Словом, "враждебные отношения" Руси и Византии, в свете которых ряд исследователей пытается истолковывать и "Слово о законе и Благодати", и деятельность Илариона в целом – это историографический миф. Поход 1043 года был вызван не враждебностью к Византии, а, напротив, – озабоченностью судьбой правящей династии или даже судьбой империи в целом.
Без вышеизложенных фактов, обрисовывающих историческую реальность IX–XI веков, невозможно понять истинный смысл творчества Илариона. В новейшей работе по истории Древней Руси справедливо сказано: "Государство "Русская земля" развивалось и крепло в борьбе с хазарской экспансией". Это, в сущности, и воплощено в основном содержании "Слова о законе и Благодати".
Но, разумеется, не менее существенны для истории становления Руси были и ее взаимоотношения с Византией – в особенности со времен княгини Ольги, то есть с 945 года, за сто лет до "Слова о законе и Благодати". Как справедливо писал А.П. Новосельцев, Ольга "проводила политику сближения с Византией… В период ее правления по просьбе византийского правительства в различных районах Средиземноморья на стороне византийцев действовали русские вспомогательные войска (русские дружины воевали тогда в Малой Азии, Сирии, на островах Средиземного моря)". Это тем более относится к последующему времени – к эпохам Владимира Святого и Ярослава Мудрого.
Подводя итоги осмысления "Слова о законе и Благодати" Илариона, М.Н. Тихомиров, который умел, как, пожалуй, никто из историков, сочетать точнейшее следование фактам с самыми широкими обобщениями, писал: "Под видом церковной проповеди Иларион, в сущности, поднял крупнейшие политические вопросы своего времени, связанные со сношениями Киевской Руси с остатками Хазарского каганата и с Византийской империей".

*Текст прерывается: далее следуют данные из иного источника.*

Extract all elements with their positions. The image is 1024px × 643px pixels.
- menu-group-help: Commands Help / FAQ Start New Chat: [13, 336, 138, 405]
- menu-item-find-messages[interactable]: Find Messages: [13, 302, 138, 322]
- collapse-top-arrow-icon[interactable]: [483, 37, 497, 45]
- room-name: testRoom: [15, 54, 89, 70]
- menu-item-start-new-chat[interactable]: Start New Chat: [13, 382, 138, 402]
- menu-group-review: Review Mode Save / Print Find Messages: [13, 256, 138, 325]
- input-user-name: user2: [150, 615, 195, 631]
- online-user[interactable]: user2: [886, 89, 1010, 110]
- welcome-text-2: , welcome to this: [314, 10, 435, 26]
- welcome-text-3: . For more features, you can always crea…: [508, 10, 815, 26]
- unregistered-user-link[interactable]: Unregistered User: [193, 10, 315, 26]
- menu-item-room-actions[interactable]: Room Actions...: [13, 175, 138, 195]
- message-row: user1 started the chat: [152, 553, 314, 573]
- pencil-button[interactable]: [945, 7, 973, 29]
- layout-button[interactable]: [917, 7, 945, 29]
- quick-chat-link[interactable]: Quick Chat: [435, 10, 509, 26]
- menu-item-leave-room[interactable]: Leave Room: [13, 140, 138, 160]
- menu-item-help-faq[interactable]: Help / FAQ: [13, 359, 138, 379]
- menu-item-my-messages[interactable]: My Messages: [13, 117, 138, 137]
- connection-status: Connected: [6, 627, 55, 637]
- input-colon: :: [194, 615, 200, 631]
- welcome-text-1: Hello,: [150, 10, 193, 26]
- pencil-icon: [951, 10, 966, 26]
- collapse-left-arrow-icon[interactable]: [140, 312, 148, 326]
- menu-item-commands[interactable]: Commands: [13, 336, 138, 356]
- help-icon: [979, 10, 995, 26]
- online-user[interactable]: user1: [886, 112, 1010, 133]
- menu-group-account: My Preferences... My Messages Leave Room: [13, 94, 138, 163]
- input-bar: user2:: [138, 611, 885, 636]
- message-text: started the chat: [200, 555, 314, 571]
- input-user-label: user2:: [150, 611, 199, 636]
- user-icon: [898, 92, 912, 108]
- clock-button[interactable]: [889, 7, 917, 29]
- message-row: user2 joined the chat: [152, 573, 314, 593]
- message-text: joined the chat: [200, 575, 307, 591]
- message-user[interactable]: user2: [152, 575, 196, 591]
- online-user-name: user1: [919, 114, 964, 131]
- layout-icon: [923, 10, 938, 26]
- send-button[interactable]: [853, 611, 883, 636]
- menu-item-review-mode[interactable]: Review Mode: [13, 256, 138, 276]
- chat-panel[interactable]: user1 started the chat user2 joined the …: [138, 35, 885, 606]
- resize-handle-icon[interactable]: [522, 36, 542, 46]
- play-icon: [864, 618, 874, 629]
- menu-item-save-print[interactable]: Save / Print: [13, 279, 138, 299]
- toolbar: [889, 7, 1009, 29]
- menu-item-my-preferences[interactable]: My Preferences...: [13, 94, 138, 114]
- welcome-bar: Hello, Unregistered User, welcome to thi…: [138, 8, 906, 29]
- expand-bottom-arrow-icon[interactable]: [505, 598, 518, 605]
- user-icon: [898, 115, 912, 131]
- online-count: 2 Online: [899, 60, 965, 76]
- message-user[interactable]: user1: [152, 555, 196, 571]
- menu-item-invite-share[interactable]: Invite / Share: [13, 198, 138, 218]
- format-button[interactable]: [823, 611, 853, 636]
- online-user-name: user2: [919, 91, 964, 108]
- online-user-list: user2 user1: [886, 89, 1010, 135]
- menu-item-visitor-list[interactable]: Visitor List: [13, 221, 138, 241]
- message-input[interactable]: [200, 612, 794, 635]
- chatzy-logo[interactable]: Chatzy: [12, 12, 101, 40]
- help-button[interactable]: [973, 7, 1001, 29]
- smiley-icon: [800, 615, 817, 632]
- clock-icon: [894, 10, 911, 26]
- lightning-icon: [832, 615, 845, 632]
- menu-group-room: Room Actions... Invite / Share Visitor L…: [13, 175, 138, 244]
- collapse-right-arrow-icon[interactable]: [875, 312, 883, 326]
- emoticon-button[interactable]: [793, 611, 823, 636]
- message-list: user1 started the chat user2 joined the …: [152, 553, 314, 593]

Конечно, это только, так сказать, земной "фундамент", "исходная ситуация" творения Илариона. Он возводит над ней "здание" многостороннего и исключительно весомого духовного смысла – и смысла всецело позитивного, утверждающего. И все же историческая реальность эпохи сыграла, несомненно, громадную роль в творчестве Илариона.
"Политические вопросы" становятся в "Слове о законе и Благодати" подосновой глубокой, полной значения историософской концепции, а "решение" этих вопросов совершается на пути утверждения высших нравственных идеалов, которые обобщены в понятии Благодати. В самое последнее время началось все расширяющееся изучение этого конкретного духовного содержания творчества Илариона.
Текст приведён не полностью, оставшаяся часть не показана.